Ensuite, les résultats de la recherche CAPUNIcrise, menée pendant la première période de confinement, feront l’état des évolutions récentes des pratiques numériques.
Enfin, un panorama socio-historique sur la médiation numérique, des années 1980 à aujourd’hui, permettra d’aborder les perspectives autour de l’idée d’un plan Marshall pour la médiation numérique arrimée à l’ambition politique d’un grand service public du numérique.
En fonction de la définition, on aurait entre 5 et 18 millions « d’exclus » du numérique en 2019 qui se répartissent en trois groupes : les habitants des territoires bas débit et des zones blanches, les personnes en situation de pauvreté-précarité et les personnes subissant des déconnexions involontaires (par exemple, le quatrième âge vis-à-vis de la dématérialisation) ou choisissant la déconnexion volontaire qui est en train de s’installer dans le paysage numérique.
Comprendre la société numérique
En introduction de ce dossier sur la médiation numérique, que j’ai eu grand plaisir à coordonner, il convient de poser quelques repères sur le contexte de cette médiation : la société numérique et le concept d’usage. Michel de Certeau théorise la notion d’usage en 1980 en décrivant qu’elle advient par « braconnage » 2. On peut en déduire que les usages des environnements socio-techniques appropriés par les acteurs se construisent par détournements collectifs de l’offre technique. Dans une approche anthropologique, nous pouvons définir les usages comme des ensembles de pratiques socialisées3. Les usages fondent de nouvelles normes sociales autour desquelles se créent les sociabilités. Le terme « ensemble » suggère des questions de seuil, de groupes sociaux et de frontières. Les milliards de connexions à Wikipédia ou à Facebook témoignent d’usages sociaux installés.
L’adjectif « socialisé » renvoie à des phénomènes collectifs et à l’étude des processus d’adoption des normes culturelles, ce qui nous conduit à replacer les usages des technologies numériques dans les contextes socio-historiques spécifiques qui se succèdent en trois moments successifs : innovation, massification et banalisation.
Le temps de l’innovation est celui des promesses, des fantasmes technoïdes et de l’enchantement par la technique et le progrès. Le premier micro-ordinateur, Minitel, téléphone portable, modem, site, etc., toutes ces technologies dans leurs états premiers ont généré un temps émotionnel fort pour leurs créateurs, mais aussi pour les usagers pionniers et/ou privilégiés qui y ont eu accès. Ces initiés ont ensuite communiqué autour de ces expériences créant le premier réceptacle symbolique pour cette technologie.

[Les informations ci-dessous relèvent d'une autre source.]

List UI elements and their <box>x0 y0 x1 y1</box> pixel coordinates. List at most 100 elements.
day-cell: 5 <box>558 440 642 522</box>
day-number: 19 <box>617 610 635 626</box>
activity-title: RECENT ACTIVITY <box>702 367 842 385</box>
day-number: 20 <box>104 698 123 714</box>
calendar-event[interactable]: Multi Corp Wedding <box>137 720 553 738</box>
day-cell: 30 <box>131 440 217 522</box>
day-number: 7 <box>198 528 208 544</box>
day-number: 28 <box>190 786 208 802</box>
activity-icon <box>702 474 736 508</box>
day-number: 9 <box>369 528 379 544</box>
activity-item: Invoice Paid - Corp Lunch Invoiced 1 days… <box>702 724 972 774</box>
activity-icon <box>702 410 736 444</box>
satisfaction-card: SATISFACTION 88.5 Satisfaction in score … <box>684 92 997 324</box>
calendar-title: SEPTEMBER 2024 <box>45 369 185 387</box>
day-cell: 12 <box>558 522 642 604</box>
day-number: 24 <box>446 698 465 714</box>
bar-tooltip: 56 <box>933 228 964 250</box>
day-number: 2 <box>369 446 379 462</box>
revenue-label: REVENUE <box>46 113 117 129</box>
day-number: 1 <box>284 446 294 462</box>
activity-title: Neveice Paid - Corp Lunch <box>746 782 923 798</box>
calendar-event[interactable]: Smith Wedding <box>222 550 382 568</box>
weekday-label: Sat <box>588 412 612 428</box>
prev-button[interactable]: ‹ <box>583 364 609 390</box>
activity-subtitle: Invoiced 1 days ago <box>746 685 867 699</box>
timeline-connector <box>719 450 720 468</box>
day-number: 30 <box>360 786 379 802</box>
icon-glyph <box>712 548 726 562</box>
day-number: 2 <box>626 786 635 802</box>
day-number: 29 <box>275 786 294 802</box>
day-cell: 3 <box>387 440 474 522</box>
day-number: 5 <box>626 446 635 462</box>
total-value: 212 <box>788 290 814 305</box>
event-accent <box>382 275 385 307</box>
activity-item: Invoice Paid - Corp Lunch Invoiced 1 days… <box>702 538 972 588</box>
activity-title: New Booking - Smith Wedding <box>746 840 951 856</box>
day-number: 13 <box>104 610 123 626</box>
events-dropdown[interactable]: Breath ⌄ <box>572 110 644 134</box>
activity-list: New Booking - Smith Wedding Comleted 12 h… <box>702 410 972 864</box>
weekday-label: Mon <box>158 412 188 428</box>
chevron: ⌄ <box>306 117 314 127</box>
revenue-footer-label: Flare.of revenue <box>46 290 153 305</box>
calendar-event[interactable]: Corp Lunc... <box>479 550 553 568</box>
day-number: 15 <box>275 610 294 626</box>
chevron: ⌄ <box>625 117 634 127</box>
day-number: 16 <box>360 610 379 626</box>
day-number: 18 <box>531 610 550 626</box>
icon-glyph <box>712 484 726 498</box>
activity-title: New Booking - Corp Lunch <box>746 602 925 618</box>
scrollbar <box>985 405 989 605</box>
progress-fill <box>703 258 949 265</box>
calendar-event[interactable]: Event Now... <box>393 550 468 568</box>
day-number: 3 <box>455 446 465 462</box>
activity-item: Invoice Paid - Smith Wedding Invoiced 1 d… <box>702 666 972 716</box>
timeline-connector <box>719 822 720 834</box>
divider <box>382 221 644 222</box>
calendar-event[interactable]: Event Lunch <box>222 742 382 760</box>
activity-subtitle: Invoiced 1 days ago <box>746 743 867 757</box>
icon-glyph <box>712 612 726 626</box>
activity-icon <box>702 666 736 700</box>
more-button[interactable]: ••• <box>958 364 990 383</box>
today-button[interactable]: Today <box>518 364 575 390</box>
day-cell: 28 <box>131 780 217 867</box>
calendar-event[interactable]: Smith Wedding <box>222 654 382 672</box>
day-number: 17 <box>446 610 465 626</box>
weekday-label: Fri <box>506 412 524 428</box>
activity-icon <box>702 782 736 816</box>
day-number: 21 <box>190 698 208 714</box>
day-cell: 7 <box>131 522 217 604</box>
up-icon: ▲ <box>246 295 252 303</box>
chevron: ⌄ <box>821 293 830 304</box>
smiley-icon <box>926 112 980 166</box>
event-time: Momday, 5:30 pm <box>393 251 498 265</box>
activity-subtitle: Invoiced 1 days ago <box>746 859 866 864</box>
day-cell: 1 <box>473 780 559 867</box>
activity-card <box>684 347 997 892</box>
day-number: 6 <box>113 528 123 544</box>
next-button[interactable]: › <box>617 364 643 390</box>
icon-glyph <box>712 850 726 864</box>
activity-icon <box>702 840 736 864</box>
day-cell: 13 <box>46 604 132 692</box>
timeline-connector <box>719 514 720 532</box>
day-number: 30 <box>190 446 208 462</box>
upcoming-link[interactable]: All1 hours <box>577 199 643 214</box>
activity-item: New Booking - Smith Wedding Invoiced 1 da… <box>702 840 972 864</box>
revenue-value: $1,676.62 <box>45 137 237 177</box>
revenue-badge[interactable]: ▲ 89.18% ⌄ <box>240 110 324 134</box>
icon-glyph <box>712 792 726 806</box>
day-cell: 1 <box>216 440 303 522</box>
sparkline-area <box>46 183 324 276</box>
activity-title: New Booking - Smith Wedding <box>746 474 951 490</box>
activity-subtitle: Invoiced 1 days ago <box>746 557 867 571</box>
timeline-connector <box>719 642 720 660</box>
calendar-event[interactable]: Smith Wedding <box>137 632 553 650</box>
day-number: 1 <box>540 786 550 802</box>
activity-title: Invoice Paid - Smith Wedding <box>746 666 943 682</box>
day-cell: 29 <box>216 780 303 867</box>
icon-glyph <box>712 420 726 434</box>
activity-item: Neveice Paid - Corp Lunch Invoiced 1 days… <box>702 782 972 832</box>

Le deuxième temps est celui de la massification, de la large diffusion et donc de la désillusion, du désenchantement. Les téléphones portables diminuent en taille, en poids et en prix mais la couverture réseau ne va pas jusqu’aux campagnes. Ce deuxième temps est de durée variable puisqu’il dépend beaucoup des politiques industrielles.
Le troisième temps est celui de la banalisation, de l’appropriation socio-culturelle des technologies. C’est le temps des usages installés. Sur la base de taux d’équipement en ordinateurs et de connexions à Internet supérieurs à 80 % de la population, les usages se comptent alors en millions. La temporalité pour arriver à cette période peut être très longue. Par exemple, le courrier électronique tel que nous le connaissons avec son « @ » a cinquante ans. Il a été inventé en 1971 par Ray Tomlinson.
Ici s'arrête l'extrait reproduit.